Tradisi PersusuanDalam penggalan kajian Ustadz Khalid Basalamah, dia mengungkapkan bahwa orang Arab di zaman dulu memiliki tradisi untuk menitipkan anak-anaknya yang masih bayi untuk disusui oleh orang-orang Badui, seperti suku Sa'diyah.
Hal itu dilakukan bukan tanpa alasan. Salah satu alasannya menjaga anak-anak mereka tumbuh sehat dan cerdas, serta terhindar dari kontaminasi dari luar.
"Tradisi orang Arab dulu, setiap kali ada bayi lahir selalu dititipkan untuk disusui dan dibesarkan selama dua tahun di luar kota Makkah, tepatnya di padang pasir," katanya.
Adapun alasannya antara lain untuk menjaga keaslian penggunaan bahasa Arab Fusha. Bahasa Arab Fusha ini juga lah yang digunakan dalam Al-Quran.
Pasalnya, bahasa orang-orang Arab di Makkah telah banyak menggunakan bahasa Amiyah (informal). Hal itu dikarenakan kontaminasi bahasa dari jemaah haji dan umrah yang berasal dari wilayah lain.
"Jadi yang jelas, orang Quraisy ini memang ingin generasinya menggunakan bahasa Fusha. Di mana pada masa itu, bahasa ini masih digunakan secara baik oleh orang Badui," jelasnya.

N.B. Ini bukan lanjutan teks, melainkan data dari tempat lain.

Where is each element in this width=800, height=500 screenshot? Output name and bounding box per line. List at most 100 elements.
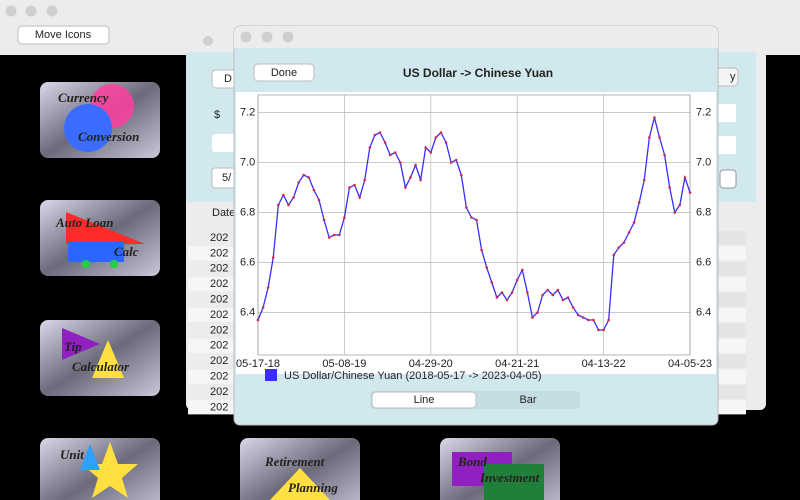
segment-label: Line bbox=[414, 394, 435, 406]
window-control[interactable] bbox=[203, 36, 213, 46]
data-point bbox=[541, 293, 544, 297]
data-point bbox=[612, 253, 616, 257]
data-point bbox=[510, 291, 514, 294]
y-tick-label: 6.8 bbox=[240, 206, 255, 218]
data-point bbox=[490, 281, 494, 284]
y-tick-label: 7.0 bbox=[240, 156, 255, 168]
table-row bbox=[718, 385, 746, 399]
data-point bbox=[343, 216, 346, 219]
table-cell: 202 bbox=[210, 324, 228, 336]
data-point bbox=[566, 296, 570, 299]
data-point bbox=[368, 146, 372, 149]
icon[interactable]: Tip Calculator bbox=[40, 320, 160, 396]
data-point bbox=[256, 318, 260, 322]
zoom-button[interactable] bbox=[46, 5, 58, 17]
data-point bbox=[363, 178, 367, 182]
table-row bbox=[188, 369, 234, 384]
title-bar bbox=[234, 26, 718, 48]
data-point bbox=[505, 298, 509, 302]
icon-label: Auto Loan bbox=[55, 215, 113, 230]
icon[interactable]: Currency Conversion bbox=[40, 82, 160, 158]
done-button[interactable] bbox=[253, 63, 315, 82]
currency-sign: $ bbox=[214, 109, 220, 121]
data-point bbox=[312, 188, 316, 192]
data-point bbox=[353, 183, 356, 187]
y2-tick-label: 7.0 bbox=[696, 156, 711, 168]
data-point bbox=[627, 231, 631, 234]
data-point bbox=[617, 246, 621, 249]
move-icons-button[interactable] bbox=[17, 25, 110, 45]
icon-label: Retirement bbox=[264, 454, 325, 469]
table-row bbox=[718, 354, 746, 369]
data-point bbox=[673, 211, 677, 214]
window-control[interactable] bbox=[261, 31, 273, 43]
legend-label: US Dollar/Chinese Yuan (2018-05-17 -> 20… bbox=[284, 370, 542, 382]
window-control[interactable] bbox=[282, 31, 294, 43]
x-tick-label: 04-05-23 bbox=[668, 358, 712, 370]
data-point bbox=[480, 248, 483, 252]
table-row bbox=[188, 292, 234, 307]
icon-label: Calc bbox=[114, 244, 139, 259]
data-point bbox=[378, 131, 382, 134]
data-point bbox=[551, 293, 555, 297]
icon[interactable]: Retirement Planning bbox=[240, 438, 360, 500]
minimize-button[interactable] bbox=[25, 5, 37, 17]
data-point bbox=[409, 176, 412, 179]
icon[interactable]: Auto Loan Calc bbox=[40, 200, 160, 276]
table-cell: 202 bbox=[210, 371, 228, 383]
data-point bbox=[388, 153, 392, 157]
data-point bbox=[444, 141, 448, 144]
window-control[interactable] bbox=[240, 31, 252, 43]
table-row bbox=[718, 231, 746, 245]
data-point bbox=[546, 288, 549, 292]
data-point bbox=[576, 313, 580, 317]
x-tick-label: 04-13-22 bbox=[582, 358, 626, 370]
done-label: Done bbox=[271, 67, 297, 79]
data-point bbox=[338, 233, 341, 237]
data-point bbox=[653, 116, 656, 119]
data-point bbox=[292, 196, 295, 199]
data-point bbox=[531, 316, 534, 319]
bg-field[interactable] bbox=[716, 136, 736, 154]
data-point bbox=[261, 306, 265, 309]
data-point bbox=[317, 198, 321, 202]
data-point bbox=[449, 161, 453, 164]
segment-selected[interactable] bbox=[371, 391, 477, 409]
data-point bbox=[404, 186, 407, 189]
data-point bbox=[414, 163, 417, 167]
data-point bbox=[632, 221, 636, 224]
data-point bbox=[526, 291, 529, 294]
plot-frame bbox=[257, 94, 691, 356]
data-point bbox=[287, 203, 290, 207]
data-point bbox=[429, 151, 433, 154]
icon[interactable]: Unit bbox=[40, 438, 160, 500]
table-row bbox=[188, 308, 234, 322]
data-point bbox=[475, 218, 478, 222]
data-point bbox=[668, 186, 671, 189]
legend-swatch bbox=[265, 369, 277, 381]
icon-label: Calculator bbox=[72, 359, 130, 374]
table-cell: 202 bbox=[210, 278, 228, 290]
data-point bbox=[485, 266, 489, 269]
bg-field[interactable] bbox=[716, 104, 736, 122]
data-point bbox=[282, 193, 285, 197]
data-point bbox=[348, 186, 351, 189]
table-row bbox=[718, 338, 746, 353]
table-row bbox=[188, 277, 234, 292]
data-point bbox=[602, 328, 605, 332]
data-point bbox=[536, 311, 539, 314]
x-tick-label: 05-08-19 bbox=[322, 358, 366, 370]
close-button[interactable] bbox=[5, 5, 17, 17]
table-row bbox=[718, 277, 746, 292]
table-row bbox=[718, 261, 746, 276]
data-point bbox=[277, 203, 280, 207]
bg-button-label: y bbox=[730, 71, 736, 83]
data-point bbox=[688, 191, 692, 194]
icon-label: Investment bbox=[479, 470, 540, 485]
y2-tick-label: 7.2 bbox=[696, 106, 711, 118]
stepper[interactable] bbox=[719, 169, 737, 189]
table-cell: 202 bbox=[210, 247, 228, 259]
data-point bbox=[637, 201, 641, 204]
icon[interactable]: Bond Investment bbox=[440, 438, 560, 500]
data-point bbox=[642, 178, 646, 182]
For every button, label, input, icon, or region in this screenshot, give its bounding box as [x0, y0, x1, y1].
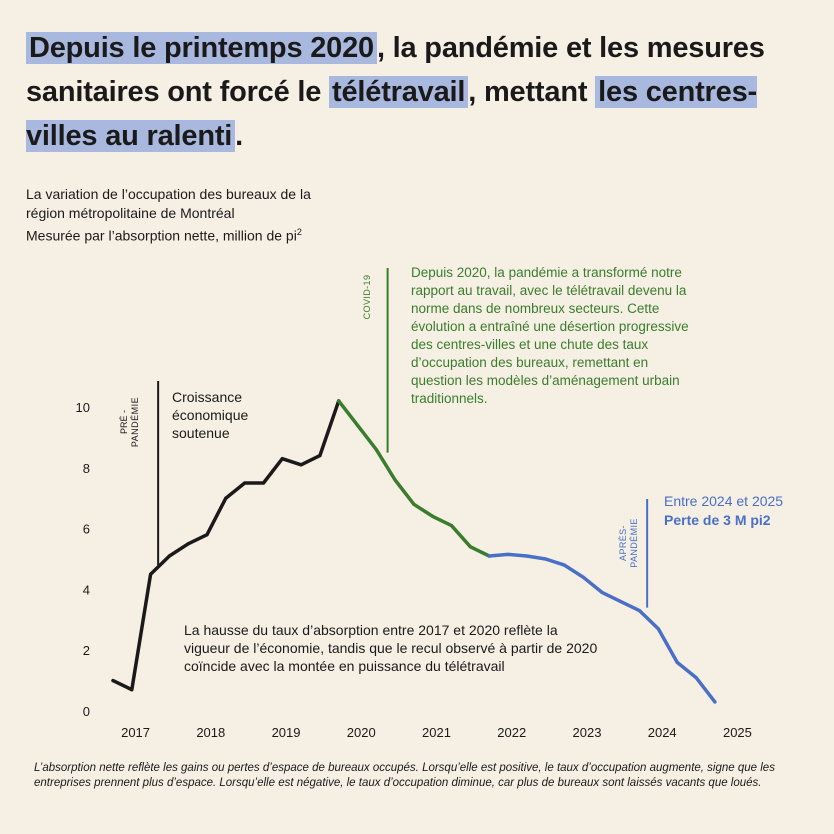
pre-marker-label-2: PANDÉMIE	[130, 397, 140, 447]
data-point	[656, 627, 661, 631]
y-tick-label: 8	[83, 461, 90, 476]
covid-text-2: rapport au travail, avec le télétravail …	[411, 283, 687, 298]
data-point	[299, 463, 303, 467]
data-point	[431, 514, 435, 519]
data-point	[130, 688, 134, 692]
data-point	[468, 545, 472, 549]
headline-highlight-2: télétravail	[329, 76, 469, 108]
headline-text-2: , la pandémie et les mesures sanitaires …	[26, 32, 765, 108]
data-point	[600, 590, 604, 595]
x-tick-label: 2020	[347, 725, 376, 740]
pre-text-1: Croissance	[172, 389, 242, 405]
x-tick-label: 2022	[497, 725, 526, 740]
covid-marker-label: COVID-19	[362, 275, 372, 320]
pre-text-2: économique	[172, 407, 248, 423]
subtitle-line-3: Mesurée par l’absorption nette, million …	[26, 223, 386, 246]
data-point	[280, 457, 284, 461]
data-point	[638, 609, 642, 613]
data-point	[243, 481, 247, 485]
data-point	[337, 399, 341, 403]
subtitle-line-2: région métropolitaine de Montréal	[26, 205, 235, 221]
data-point	[393, 478, 397, 482]
subtitle-line-1: La variation de l’occupation des bureaux…	[26, 186, 311, 202]
data-point	[186, 542, 190, 546]
x-tick-label: 2021	[422, 725, 451, 740]
data-point	[412, 502, 416, 506]
series-line-2	[336, 399, 491, 558]
covid-text-6: d’occupation des bureaux, remettant en	[411, 355, 648, 370]
x-tick-label: 2018	[196, 725, 225, 740]
data-point	[167, 554, 171, 558]
data-point	[449, 524, 454, 528]
x-tick-label: 2019	[272, 725, 301, 740]
covid-text-3: norme dans de nombreux secteurs. Cette	[411, 301, 659, 316]
y-axis-ticks: 0 2 4 6 8 10	[76, 400, 90, 719]
x-tick-label: 2023	[573, 725, 602, 740]
data-point	[487, 554, 491, 558]
data-point	[713, 700, 717, 704]
x-tick-label: 2017	[121, 725, 150, 740]
covid-text-4: évolution a entraîné une désertion progr…	[411, 319, 689, 334]
headline: Depuis le printemps 2020, la pandémie et…	[26, 26, 816, 158]
covid-text-5: des centres-villes et une chute des taux	[411, 337, 648, 352]
post-text-2: Perte de 3 M pi2	[664, 512, 771, 528]
covid-text-1: Depuis 2020, la pandémie a transformé no…	[411, 265, 682, 280]
bottom-text-3: coïncide avec la montée en puissance du …	[184, 658, 505, 674]
covid-text-7: question les modèles d’aménagement urbai…	[411, 373, 680, 388]
headline-text-6: .	[235, 120, 244, 152]
post-text-1: Entre 2024 et 2025	[664, 493, 783, 509]
bottom-text-1: La hausse du taux d’absorption entre 201…	[184, 622, 558, 638]
chart-subtitle: La variation de l’occupation des bureaux…	[26, 185, 386, 246]
y-tick-label: 10	[76, 400, 90, 415]
data-point	[111, 679, 115, 683]
post-marker-label-1: APRÈS-	[618, 525, 628, 561]
y-tick-label: 4	[83, 582, 90, 597]
y-tick-label: 2	[83, 643, 90, 658]
data-point	[619, 600, 623, 604]
covid-text-8: traditionnels.	[411, 391, 488, 406]
covid-annotation: Depuis 2020, la pandémie a transformé no…	[411, 265, 692, 406]
pre-annotation: Croissance économique soutenue	[172, 389, 252, 441]
data-point	[374, 448, 378, 452]
data-point	[581, 575, 585, 579]
data-point	[224, 496, 228, 500]
data-point	[694, 676, 698, 680]
y-tick-label: 6	[83, 522, 90, 537]
post-marker-label-2: PANDÉMIE	[629, 518, 639, 568]
data-point	[261, 481, 266, 485]
data-point	[205, 533, 209, 537]
data-point	[562, 563, 567, 567]
headline-highlight-1: Depuis le printemps 2020	[26, 32, 377, 64]
y-tick-label: 0	[83, 704, 90, 719]
bottom-text-2: vigueur de l’économie, tandis que le rec…	[184, 640, 597, 656]
x-tick-label: 2025	[723, 725, 752, 740]
data-point	[525, 554, 529, 558]
x-axis-ticks: 2017 2018 2019 2020 2021 2022 2023 2024 2025	[121, 725, 752, 740]
data-point	[506, 552, 510, 557]
x-tick-label: 2024	[648, 725, 677, 740]
data-point	[675, 660, 679, 665]
bottom-annotation: La hausse du taux d’absorption entre 201…	[184, 622, 601, 674]
data-point	[149, 572, 153, 576]
headline-text-4: , mettant	[468, 76, 596, 108]
line-chart: 0 2 4 6 8 10 2017 2018 2019 2020 2021 2022 2023 2024…	[76, 265, 784, 740]
pre-marker-label-1: PRÉ -	[119, 410, 129, 434]
footnote: L’absorption nette reflète les gains ou …	[34, 762, 775, 789]
data-point	[318, 454, 322, 458]
subtitle-line-3-text: Mesurée par l’absorption nette, million …	[26, 227, 297, 244]
data-point	[544, 557, 548, 561]
pre-text-3: soutenue	[172, 425, 230, 441]
series-lines	[111, 399, 717, 704]
data-point	[355, 423, 360, 427]
subtitle-sup: 2	[296, 227, 302, 237]
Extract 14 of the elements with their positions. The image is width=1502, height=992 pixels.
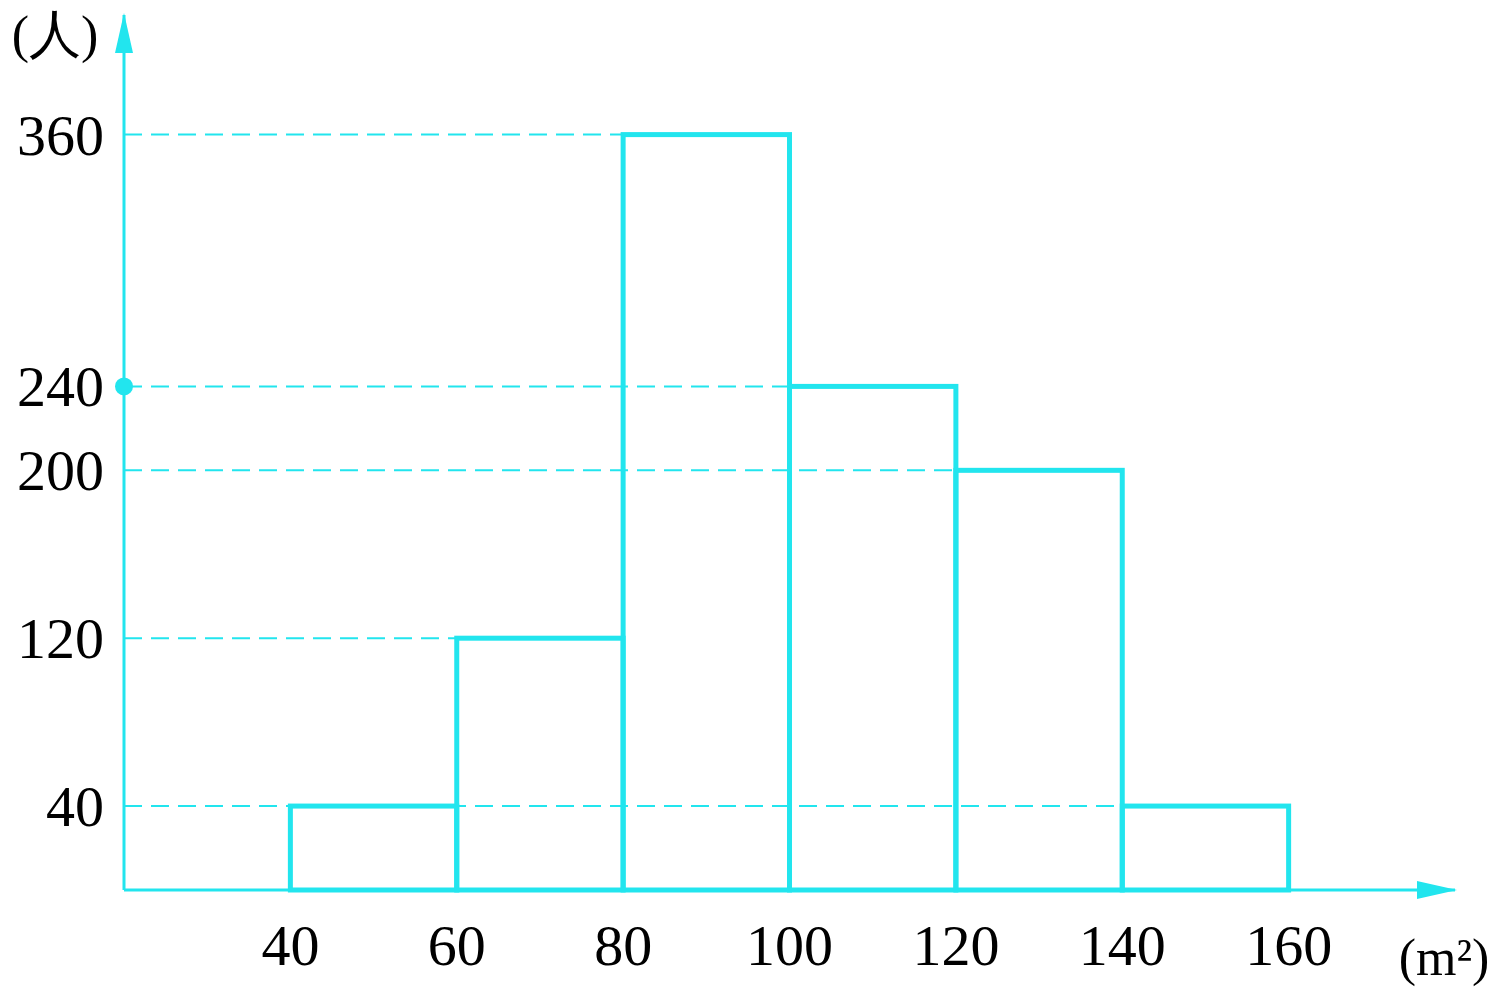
- y-axis-title: (人): [11, 6, 99, 64]
- x-tick-label: 80: [594, 913, 653, 978]
- x-tick-label: 160: [1245, 913, 1333, 978]
- y-tick-label: 200: [17, 438, 104, 504]
- x-tick-label: 60: [427, 913, 486, 978]
- y-tick-label: 360: [17, 102, 104, 168]
- y-tick-label: 240: [17, 354, 104, 420]
- x-tick-label: 140: [1078, 913, 1166, 978]
- x-tick-label: 40: [261, 913, 320, 978]
- x-tick-label: 100: [746, 913, 833, 978]
- y-tick-label: 120: [17, 606, 104, 672]
- x-tick-label: 120: [912, 913, 1000, 978]
- y-tick-label: 40: [46, 774, 104, 840]
- x-axis-title: (m²): [1398, 929, 1490, 987]
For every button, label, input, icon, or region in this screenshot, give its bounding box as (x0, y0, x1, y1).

Selain soal bahasa, lanjut Khalid, orang tua di Makkah juga menitipkan anaknya demi kesehatan dan kemandirian. Sebab, orang-orang Badui banyak mengonsumsi makanan alami dan sehat, termasuk udaranya.
"Orang-orang Badui juga melatih anak-anak mereka untuk memiliki keterampilan, seperti berburu, membantu orang tua, dan lainnya," katanya.